Iditarod policy also recommends that volunteers have experience with sled dogs, something Oursler saw as a challenge to her dream.

“Since I was born and raised in Kansas, I had no clue how I was going to get sled dog experience,” Oursler said.

Even though she did not have any experience with sled dogs, Oursler expressed her interest in volunteering for the Iditarod to the Iditarod Trail Committee in March of 2010. The next month, Oursler received a response from Dr. Stuart Nelson Jr., chief Iditarod veterinarian, who gave her two options.

“He said that I could design a research study that would promote health and or knowledge concerning sled dogs, or he said I could spend the month of February doing pre-race exams on the dogs participating in either the 2011 or 2012 Iditarod,” Oursler said.

Since Oursler anticipated still being at K-State during the 2011 Iditarod, she decided to delay her experience until 2012, during her clinical year of veterinary school.

Finally, in February 2012, Oursler spent three weeks in Alaska as an assistant trail volunteer, helping with physical exams, blood collection and microchipping for over 1,300 dogs.

Aside from helping with pre-race exams, she also worked at the ceremonial start and official start, making sure the mushers brought the correct dogs and that any last-minute concerns were addressed.

With this experience under her belt and as a current vet school student, Oursler hopes that by 2017, she will be able to submit an application to be a trail vet.

Trail vets are an important part of the Iditarod experience, said Antonia Reitter, Iditarod and Ididaride Sled Dog Tours volunteer.

“Trail vets are not only helpful, they are essential,” she said.

Veterinarians help ensure that all dogs are safe and healthy before and during the race, a crucial element to the success of the race, Reitter said.

“Veterinarians are specifically looking for weakness, injuries or illnesses that need attention throughout the pack at the checkpoints,” Reitter said.

One reason Oursler said she wants to be a trail veterinarian and has such a passion for the Iditarod is how demanding it can be.
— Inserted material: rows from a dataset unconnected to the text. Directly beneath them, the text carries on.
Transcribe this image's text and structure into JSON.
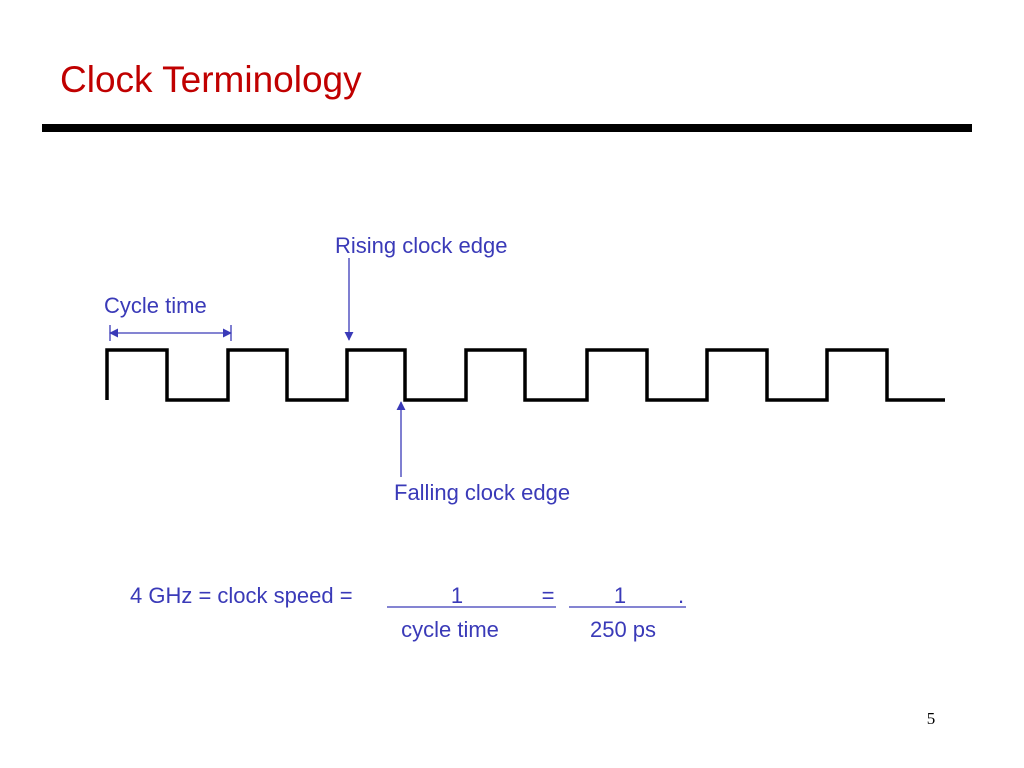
{
  "header": {
    "title": "Clock Terminology"
  },
  "diagram": {
    "rising_label": "Rising clock edge",
    "cycle_label": "Cycle time",
    "falling_label": "Falling clock edge"
  },
  "equation": {
    "lhs": "4 GHz = clock speed =",
    "numerator1": "1",
    "equals": "=",
    "denominator1": "cycle time",
    "numerator2": "1",
    "period": ".",
    "denominator2": "250 ps"
  },
  "footer": {
    "page_number": "5"
  }
}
“It is an exciting challenge,” Oursler said. “There are no diagnostic tools available. You must rely on your physical exam, prior experiences and knowledge to assess injuries and problems occurring during the race.”

Oursler has a great level of respect for the dogs that pull the sleds during the race.

“These dogs are amazing athletes. The Iditarod race is 1,059 miles, roughly 100 miles per day,” Oursler said. “After working with these dogs last year, you can tell that these dogs truly love what they do.”

Editor’s Note: This article was completed as an assignment for a class in the A.Q. Miller School of Journalism and Mass Communications.